Letters came in and we responded to them. We thought. The Editor-in-Chief, Jeffrey M Drazen, interfered most inappropriately with our letter. We wrote that sanctions against researchers or companies that failed to report their data should be introduced, but Drazen deleted “companies” from our manuscript. He also changed our call for all data to be reported, which became “an agreed-on synopsis of the data.”

I wrote to my two co-authors that I found it completely unacceptable that an editor interfered to this extent with what the authors think and wish to say. I had never experienced anything like this before, and I had published well over 100 letters, many of them in journals like NEJM. A synopsis is a summary, which would give the companies free hands to continue presenting manipulated analyses and hiding serious drug harms. We had seen more than enough of this in industry-sponsored trials.

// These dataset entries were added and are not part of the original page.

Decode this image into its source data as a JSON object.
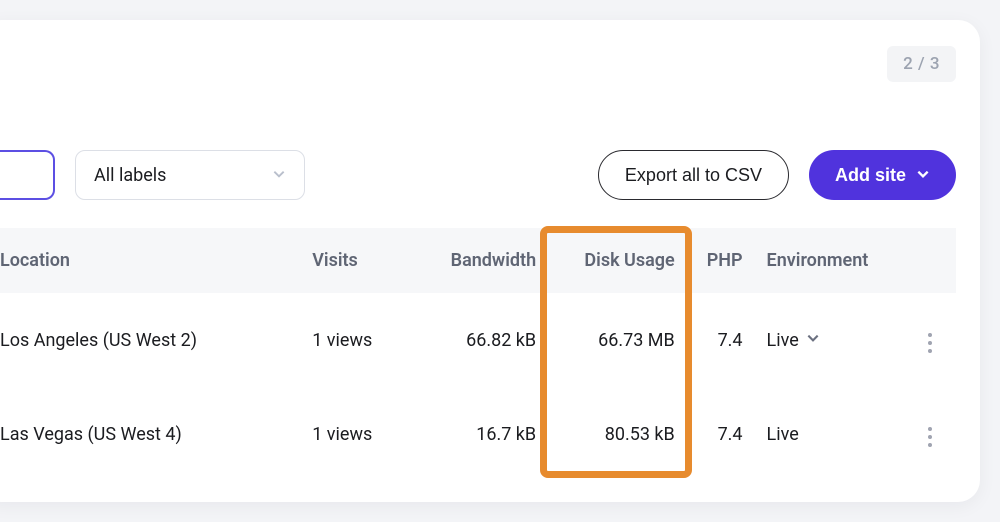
{
  "pagination": {
    "label": "2 / 3"
  },
  "toolbar": {
    "labels_filter": {
      "text": "All labels"
    },
    "export_btn": "Export all to CSV",
    "add_site_btn": "Add site"
  },
  "table": {
    "headers": {
      "location": "Location",
      "visits": "Visits",
      "bandwidth": "Bandwidth",
      "disk": "Disk Usage",
      "php": "PHP",
      "env": "Environment"
    },
    "rows": [
      {
        "location": "Los Angeles (US West 2)",
        "visits": "1 views",
        "bandwidth": "66.82 kB",
        "disk": "66.73 MB",
        "php": "7.4",
        "env": "Live",
        "env_dropdown": true
      },
      {
        "location": "Las Vegas (US West 4)",
        "visits": "1 views",
        "bandwidth": "16.7 kB",
        "disk": "80.53 kB",
        "php": "7.4",
        "env": "Live",
        "env_dropdown": false
      }
    ]
  }
}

We protested but Drazen refused to remove his bit about only demanding a synopsis. He gave a helping hand to the drug industry, which is an enormous source of income for his journal. When we tried to find out how much this is, NEJM refused to give us the data, even when we modified our request and only asked for a percentage of the total income. But the journal’s owner, Massachusetts Medical Society, listed $88 million in total publishing revenue for the year ending 31 May 2005, an astronomical sum.

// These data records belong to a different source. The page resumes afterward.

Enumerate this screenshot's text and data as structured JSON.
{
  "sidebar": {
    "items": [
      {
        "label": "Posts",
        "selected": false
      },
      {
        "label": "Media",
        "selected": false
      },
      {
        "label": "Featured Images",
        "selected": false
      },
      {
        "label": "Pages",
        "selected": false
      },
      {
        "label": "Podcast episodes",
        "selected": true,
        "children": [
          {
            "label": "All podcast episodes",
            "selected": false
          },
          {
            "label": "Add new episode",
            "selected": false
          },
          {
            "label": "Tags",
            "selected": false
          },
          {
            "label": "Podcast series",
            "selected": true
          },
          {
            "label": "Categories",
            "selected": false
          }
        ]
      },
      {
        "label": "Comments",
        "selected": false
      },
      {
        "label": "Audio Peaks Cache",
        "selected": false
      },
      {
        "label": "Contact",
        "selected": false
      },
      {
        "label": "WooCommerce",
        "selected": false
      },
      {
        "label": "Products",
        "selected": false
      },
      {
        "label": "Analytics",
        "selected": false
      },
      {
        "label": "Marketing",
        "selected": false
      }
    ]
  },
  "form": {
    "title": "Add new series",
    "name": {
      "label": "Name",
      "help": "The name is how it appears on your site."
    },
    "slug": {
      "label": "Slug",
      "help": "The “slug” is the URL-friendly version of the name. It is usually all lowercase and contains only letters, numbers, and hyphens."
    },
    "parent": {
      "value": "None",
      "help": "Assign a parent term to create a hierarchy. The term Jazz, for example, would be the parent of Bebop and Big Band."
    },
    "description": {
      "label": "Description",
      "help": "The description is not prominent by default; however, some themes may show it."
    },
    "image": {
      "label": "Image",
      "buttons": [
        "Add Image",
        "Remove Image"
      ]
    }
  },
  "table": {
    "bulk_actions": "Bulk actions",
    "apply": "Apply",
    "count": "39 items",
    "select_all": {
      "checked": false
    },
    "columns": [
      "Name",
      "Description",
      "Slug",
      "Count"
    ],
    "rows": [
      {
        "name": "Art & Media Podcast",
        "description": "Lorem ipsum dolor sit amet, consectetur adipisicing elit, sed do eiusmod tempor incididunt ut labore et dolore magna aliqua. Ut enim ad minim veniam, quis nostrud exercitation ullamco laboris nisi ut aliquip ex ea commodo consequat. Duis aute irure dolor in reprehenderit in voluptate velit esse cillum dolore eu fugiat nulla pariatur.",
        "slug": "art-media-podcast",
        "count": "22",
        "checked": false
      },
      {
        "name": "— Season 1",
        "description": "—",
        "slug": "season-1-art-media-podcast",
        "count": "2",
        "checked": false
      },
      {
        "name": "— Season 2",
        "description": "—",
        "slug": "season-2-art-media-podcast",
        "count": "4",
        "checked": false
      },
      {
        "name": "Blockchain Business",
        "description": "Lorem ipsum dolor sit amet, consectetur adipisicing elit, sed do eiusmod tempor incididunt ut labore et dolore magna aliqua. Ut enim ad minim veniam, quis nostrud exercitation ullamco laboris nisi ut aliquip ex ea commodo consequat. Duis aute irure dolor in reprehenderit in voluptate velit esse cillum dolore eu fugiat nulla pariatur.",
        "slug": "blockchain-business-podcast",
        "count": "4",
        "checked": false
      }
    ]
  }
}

It is not surprising that this journal, which many – but certainly not me – regard as the most prestigious medical journal in the world is colloquially known under the name, The New England Journal of Medicalisation.


We need to find new publishing models and publishing on websites seems to be one of the best options we currently have. It’s easy and quick. My deputy director, PhD Maryanne Demasi, and I have published over 100 articles on websites in 2023 alone.